The main driver of the 2020 contraction is of course the hospitality and restaurant sector, which is expected to suffer a decline of 74.6 per cent in 2020. Tourist Accommodation Charges alone were $14.8 million lower than budget.
The transport, storage and communication sector is projected to contract by 14.7 percent-- the second-largest decline for the year, despite a moderate growth in communication.
The most resilient sectors to the pandemic have been the financing and insurance sector which is projected to decline by a modest 3.8 per cent and the business services sector, comprised mainly of legal and accounting services, which is expected to decline by 1.7 per cent. Given workers' ability to work remotely and the use of online banking by customers, these sectors have been able to maintain some level of success.

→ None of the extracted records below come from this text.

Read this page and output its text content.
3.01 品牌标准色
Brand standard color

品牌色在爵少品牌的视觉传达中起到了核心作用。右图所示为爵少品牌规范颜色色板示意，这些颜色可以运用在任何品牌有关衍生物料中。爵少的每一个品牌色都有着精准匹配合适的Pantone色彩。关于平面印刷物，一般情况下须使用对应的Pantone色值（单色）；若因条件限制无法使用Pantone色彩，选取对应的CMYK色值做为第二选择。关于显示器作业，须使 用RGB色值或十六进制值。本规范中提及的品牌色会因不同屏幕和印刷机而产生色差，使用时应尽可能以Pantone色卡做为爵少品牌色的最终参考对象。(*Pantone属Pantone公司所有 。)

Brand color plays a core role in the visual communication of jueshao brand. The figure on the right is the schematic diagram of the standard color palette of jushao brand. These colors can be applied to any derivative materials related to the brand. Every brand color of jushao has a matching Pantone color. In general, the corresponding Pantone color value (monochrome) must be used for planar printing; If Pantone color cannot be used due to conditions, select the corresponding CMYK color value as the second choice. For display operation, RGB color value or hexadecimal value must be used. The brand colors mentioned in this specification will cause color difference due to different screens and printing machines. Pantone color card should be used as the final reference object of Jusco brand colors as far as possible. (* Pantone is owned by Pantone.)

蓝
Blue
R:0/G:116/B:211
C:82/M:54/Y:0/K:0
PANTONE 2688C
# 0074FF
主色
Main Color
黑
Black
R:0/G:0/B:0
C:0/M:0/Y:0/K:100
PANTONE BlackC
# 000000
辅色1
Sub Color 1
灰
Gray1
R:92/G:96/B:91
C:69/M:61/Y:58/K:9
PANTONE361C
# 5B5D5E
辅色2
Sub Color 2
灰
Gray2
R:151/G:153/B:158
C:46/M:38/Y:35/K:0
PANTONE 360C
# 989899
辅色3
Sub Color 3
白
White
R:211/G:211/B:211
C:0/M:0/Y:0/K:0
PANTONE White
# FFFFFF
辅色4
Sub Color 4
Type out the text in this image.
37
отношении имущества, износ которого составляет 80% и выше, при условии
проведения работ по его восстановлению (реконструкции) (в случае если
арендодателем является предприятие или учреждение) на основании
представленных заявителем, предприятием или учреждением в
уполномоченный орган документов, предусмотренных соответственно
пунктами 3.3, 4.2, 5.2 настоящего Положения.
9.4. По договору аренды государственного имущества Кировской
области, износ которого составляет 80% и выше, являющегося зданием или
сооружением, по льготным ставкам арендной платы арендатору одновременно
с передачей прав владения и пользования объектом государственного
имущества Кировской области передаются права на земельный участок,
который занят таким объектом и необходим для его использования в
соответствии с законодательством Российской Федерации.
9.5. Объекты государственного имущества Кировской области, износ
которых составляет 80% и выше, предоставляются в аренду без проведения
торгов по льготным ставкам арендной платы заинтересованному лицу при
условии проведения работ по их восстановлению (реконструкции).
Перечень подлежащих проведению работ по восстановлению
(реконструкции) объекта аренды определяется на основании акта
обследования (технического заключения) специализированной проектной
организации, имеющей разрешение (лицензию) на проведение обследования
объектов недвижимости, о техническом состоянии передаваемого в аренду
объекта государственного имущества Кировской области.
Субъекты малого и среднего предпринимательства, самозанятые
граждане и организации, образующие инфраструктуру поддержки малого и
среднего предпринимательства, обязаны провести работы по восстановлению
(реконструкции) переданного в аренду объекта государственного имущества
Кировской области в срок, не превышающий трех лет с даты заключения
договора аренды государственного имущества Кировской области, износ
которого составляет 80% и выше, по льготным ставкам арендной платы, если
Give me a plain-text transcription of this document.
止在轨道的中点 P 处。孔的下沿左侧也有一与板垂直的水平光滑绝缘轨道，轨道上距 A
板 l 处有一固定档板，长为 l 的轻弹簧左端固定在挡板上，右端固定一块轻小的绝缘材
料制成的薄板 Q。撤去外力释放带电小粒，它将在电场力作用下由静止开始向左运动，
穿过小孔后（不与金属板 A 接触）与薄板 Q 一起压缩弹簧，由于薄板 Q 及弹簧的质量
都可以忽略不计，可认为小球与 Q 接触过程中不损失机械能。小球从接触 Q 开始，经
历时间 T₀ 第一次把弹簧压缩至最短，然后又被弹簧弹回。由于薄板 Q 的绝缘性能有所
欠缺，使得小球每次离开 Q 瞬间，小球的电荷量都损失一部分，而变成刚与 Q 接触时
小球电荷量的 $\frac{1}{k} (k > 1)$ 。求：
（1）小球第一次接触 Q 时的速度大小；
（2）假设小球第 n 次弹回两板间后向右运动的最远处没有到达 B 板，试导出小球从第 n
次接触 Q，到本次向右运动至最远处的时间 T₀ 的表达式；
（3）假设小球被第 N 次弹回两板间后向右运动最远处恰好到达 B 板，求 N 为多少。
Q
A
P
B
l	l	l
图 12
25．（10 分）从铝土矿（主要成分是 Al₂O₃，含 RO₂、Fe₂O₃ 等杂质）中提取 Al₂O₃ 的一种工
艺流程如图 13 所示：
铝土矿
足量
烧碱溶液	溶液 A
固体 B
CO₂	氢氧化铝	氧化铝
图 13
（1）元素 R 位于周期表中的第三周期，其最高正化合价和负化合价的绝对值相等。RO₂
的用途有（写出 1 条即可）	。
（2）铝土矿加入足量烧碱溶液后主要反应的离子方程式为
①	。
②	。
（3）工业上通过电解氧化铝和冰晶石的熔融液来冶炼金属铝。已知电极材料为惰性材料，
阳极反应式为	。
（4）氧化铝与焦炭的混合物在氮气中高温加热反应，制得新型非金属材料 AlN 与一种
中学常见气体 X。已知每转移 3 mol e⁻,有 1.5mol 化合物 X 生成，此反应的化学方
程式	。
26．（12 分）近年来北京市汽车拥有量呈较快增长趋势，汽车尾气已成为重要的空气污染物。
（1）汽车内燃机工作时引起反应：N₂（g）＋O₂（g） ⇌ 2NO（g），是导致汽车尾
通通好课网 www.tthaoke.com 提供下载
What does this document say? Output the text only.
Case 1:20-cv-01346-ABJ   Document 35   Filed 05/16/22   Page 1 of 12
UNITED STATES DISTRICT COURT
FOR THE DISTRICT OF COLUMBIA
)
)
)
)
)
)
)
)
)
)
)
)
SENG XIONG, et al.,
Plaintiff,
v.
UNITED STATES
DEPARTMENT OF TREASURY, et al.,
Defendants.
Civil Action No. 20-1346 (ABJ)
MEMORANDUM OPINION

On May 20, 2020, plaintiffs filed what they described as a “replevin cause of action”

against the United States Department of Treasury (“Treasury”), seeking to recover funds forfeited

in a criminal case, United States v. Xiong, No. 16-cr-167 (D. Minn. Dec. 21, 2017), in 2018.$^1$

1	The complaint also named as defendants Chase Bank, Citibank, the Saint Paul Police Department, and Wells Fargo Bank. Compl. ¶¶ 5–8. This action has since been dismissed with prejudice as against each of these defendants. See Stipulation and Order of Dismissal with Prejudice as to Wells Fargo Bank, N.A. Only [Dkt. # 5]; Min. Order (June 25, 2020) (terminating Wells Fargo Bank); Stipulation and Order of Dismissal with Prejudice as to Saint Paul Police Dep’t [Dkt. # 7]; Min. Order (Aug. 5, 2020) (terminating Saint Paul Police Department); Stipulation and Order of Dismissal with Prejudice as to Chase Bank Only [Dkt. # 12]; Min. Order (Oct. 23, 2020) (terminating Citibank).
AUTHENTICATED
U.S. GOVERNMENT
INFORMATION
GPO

On a positive note, the Minister indicated that "additional spending by the Government on health and other essential services is expected to boost economic activity in health and social services and other Government services. Additionally, with more individuals working remotely and resumed office activities, consumption of electricity and water is expected to remain robust for the year."
Other economic highlights:
Unemployment: The unemployment rate in 2020 is forecasted at 6.9% of the labour force, due to a fall-off in demand from the labour-intensive tourism sector among others. The unemployment rate in 2021 is projected at 5.1%.
Output: The contraction in output for 2020 is precipitated by reductions in economic output associated with recent restrictions and low demand for some of our services in the coming months. International demand for our services will be impacted by the continuing closure of our borders and expected contractions in the US and other advanced economies.
Inflation: the consumer price index (CPI) inflation rate is forecasted at 0.4% in 2020, lower than the high of 5.7% observed in 2019. Falling international commodity prices are expected to support stability in the consumer basket and relieve most inflationary concerns from policy decisions in the near term. Inflation in 2021 is projected at 1.6%.
In a May 27 press briefing the Minister of Finance indicated that "measures implemented to date by our government are expected to boost GDP value-added by approximately $184.9 million in 2020, an improvement on the GDP contraction from -11.4 per cent to -7.3 per cent. This translates to roughly 36.0 per cent of the projected falloff in real GDP. As a result of the measures implemented, more jobs will be saved, an estimated 1,468 jobs, of which 678 are likely to go to Caymanians."
The Finance Minister stressed that growth in the months and years to come would be driven by strong collaboration with the private sector.